The film’s final sequence brings this emotional uncanny into focus. Adam lies beside Harry’s dead body in the apartment and chooses to remain within the spectral realm rather than return fully to the world of the living. His decision suggests an acceptance that haunting is now central to his identity. Adam’s acceptance of the ghosts signifies the recognition that grief is not an interruption of life, but an ongoing condition.

Unlike many Western ghost narratives, which are clearly framed as horror, thriller, or supernatural mystery, All of Us Strangers occupies a liminal genre space. Marketed primarily as a psychological drama centred on queer loneliness and human connection, the film initially appears to disavow the supernatural altogether. Yet the presence of ghosts quietly disrupts this framing, sustaining an ambiguity rarely found in mainstream depictions of the paranormal.
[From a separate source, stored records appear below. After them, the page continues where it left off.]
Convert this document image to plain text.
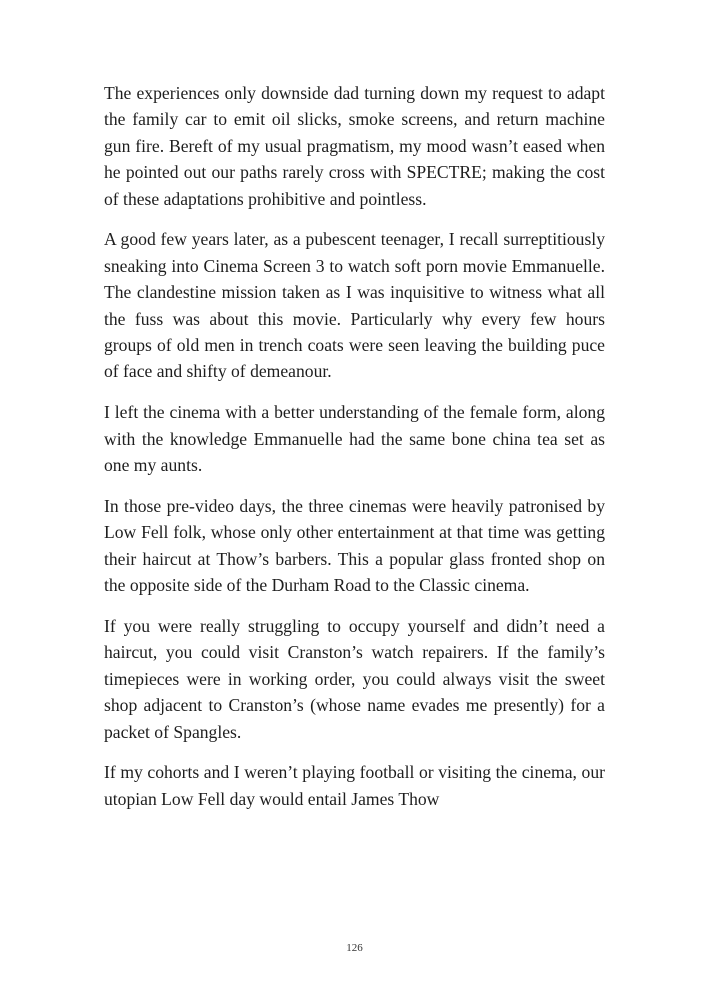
The experiences only downside dad turning down my request to adapt the family car to emit oil slicks, smoke screens, and return machine gun fire. Bereft of my usual pragmatism, my mood wasn’t eased when he pointed out our paths rarely cross with SPECTRE; making the cost of these adaptations prohibitive and pointless.

A good few years later, as a pubescent teenager, I recall surreptitiously sneaking into Cinema Screen 3 to watch soft porn movie Emmanuelle. The clandestine mission taken as I was inquisitive to witness what all the fuss was about this movie. Particularly why every few hours groups of old men in trench coats were seen leaving the building puce of face and shifty of demeanour.

I left the cinema with a better understanding of the female form, along with the knowledge Emmanuelle had the same bone china tea set as one my aunts.

In those pre-video days, the three cinemas were heavily patronised by Low Fell folk, whose only other entertainment at that time was getting their haircut at Thow’s barbers. This a popular glass fronted shop on the opposite side of the Durham Road to the Classic cinema.

If you were really struggling to occupy yourself and didn’t need a haircut, you could visit Cranston’s watch repairers. If the family’s timepieces were in working order, you could always visit the sweet shop adjacent to Cranston’s (whose name evades me presently) for a packet of Spangles.

If my cohorts and I weren’t playing football or visiting the cinema, our utopian Low Fell day would entail James Thow

126
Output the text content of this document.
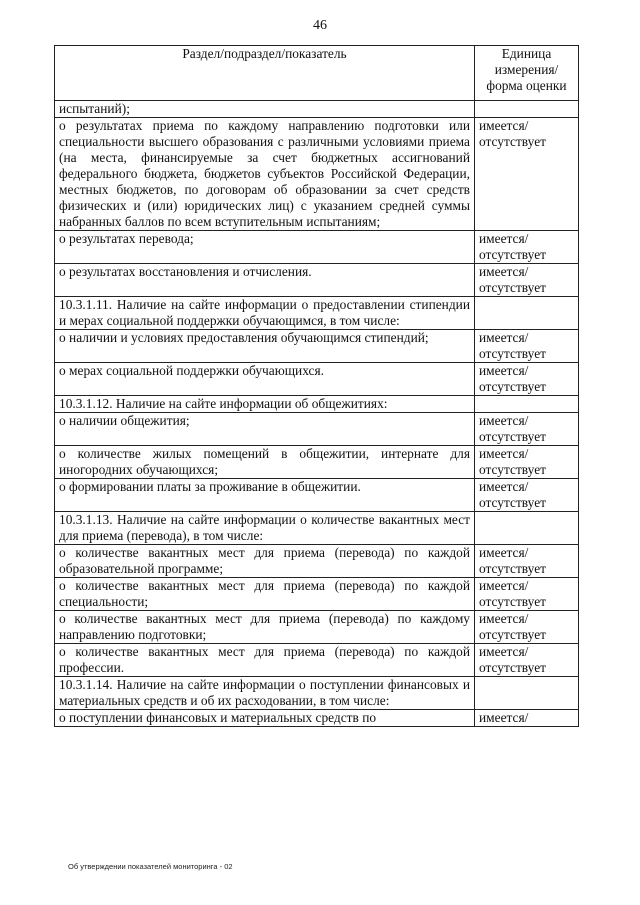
46
Раздел/подраздел/показатель	Единица измерения/ форма оценки
испытаний);	
о результатах приема по каждому направлению подготовки или специальности высшего образования с различными условиями приема (на места, финансируемые за счет бюджетных ассигнований федерального бюджета, бюджетов субъектов Российской Федерации, местных бюджетов, по договорам об образовании за счет средств физических и (или) юридических лиц) с указанием средней суммы набранных баллов по всем вступительным испытаниям;	имеется/ отсутствует
о результатах перевода;	имеется/ отсутствует
о результатах восстановления и отчисления.	имеется/ отсутствует
10.3.1.11. Наличие на сайте информации о предоставлении стипендии и мерах социальной поддержки обучающимся, в том числе:	
о наличии и условиях предоставления обучающимся стипендий;	имеется/ отсутствует
о мерах социальной поддержки обучающихся.	имеется/ отсутствует
10.3.1.12. Наличие на сайте информации об общежитиях:	
о наличии общежития;	имеется/ отсутствует
о количестве жилых помещений в общежитии, интернате для иногородних обучающихся;	имеется/ отсутствует
о формировании платы за проживание в общежитии.	имеется/ отсутствует
10.3.1.13. Наличие на сайте информации о количестве вакантных мест для приема (перевода), в том числе:	
о количестве вакантных мест для приема (перевода) по каждой образовательной программе;	имеется/ отсутствует
о количестве вакантных мест для приема (перевода) по каждой специальности;	имеется/ отсутствует
о количестве вакантных мест для приема (перевода) по каждому направлению подготовки;	имеется/ отсутствует
о количестве вакантных мест для приема (перевода) по каждой профессии.	имеется/ отсутствует
10.3.1.14. Наличие на сайте информации о поступлении финансовых и материальных средств и об их расходовании, в том числе:	
о поступлении финансовых и материальных средств по	имеется/
Об утверждении показателей мониторинга - 02
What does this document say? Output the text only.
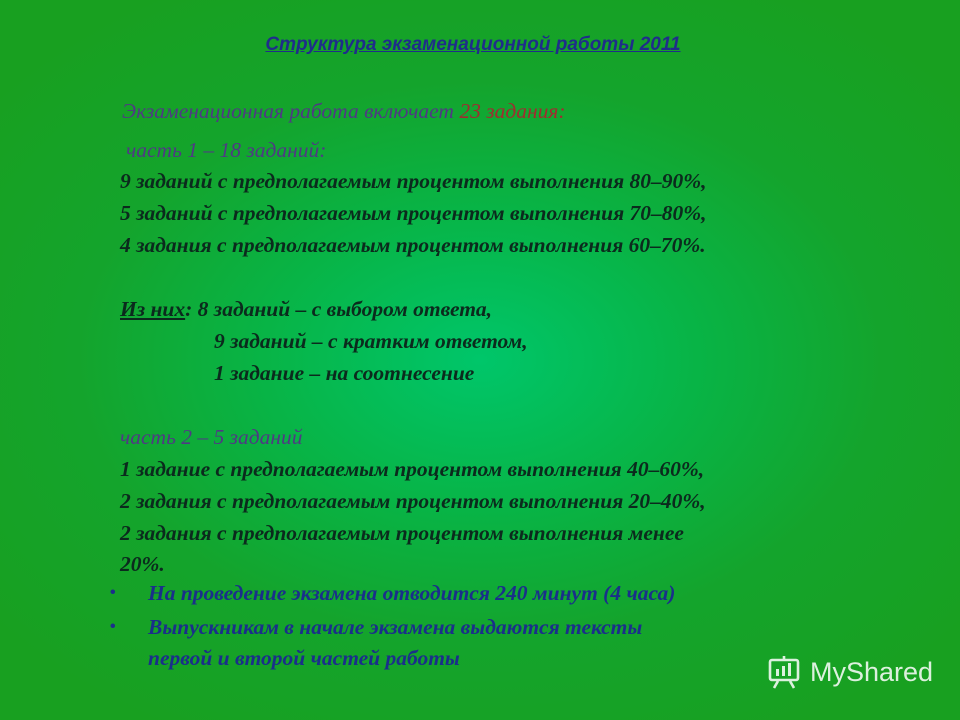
Структура экзаменационной работы 2011
Экзаменационная работа включает 23 задания:
часть 1 – 18 заданий:
9 заданий с предполагаемым процентом выполнения 80–90%,
5 заданий с предполагаемым процентом выполнения 70–80%,
4 задания с предполагаемым процентом выполнения 60–70%.
Из них: 8 заданий – с выбором ответа,
9 заданий – с кратким ответом,
1 задание – на соотнесение
часть 2 – 5 заданий
1 задание с предполагаемым процентом выполнения 40–60%,
2 задания с предполагаемым процентом выполнения 20–40%,
2 задания с предполагаемым процентом выполнения менее
20%.
• На проведение экзамена отводится 240 минут (4 часа)
• Выпускникам в начале экзамена выдаются тексты
первой и второй частей работы	MyShared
The film shifts attention away from the ontology of ghosts and toward the ontology of grief itself.

By refusing to resolve its ambiguity, All of Us Strangers frames the uncanny as a condition of living with loss: a quiet, intimate haunting that persists.

References:

  • Freud, S. (1919). Das Unheimliche [The Uncanny].
  • Vidler, A. (1992). The Architectural Uncanny: Essays in the Modern Unhomely. MIT Press.
  • Gordon, A. (2008). Ghostly Matters: Haunting and the Sociological Imagination. University of Minnesota Press.
  • Derrida, J. (1994). Specters of Marx. Routledge.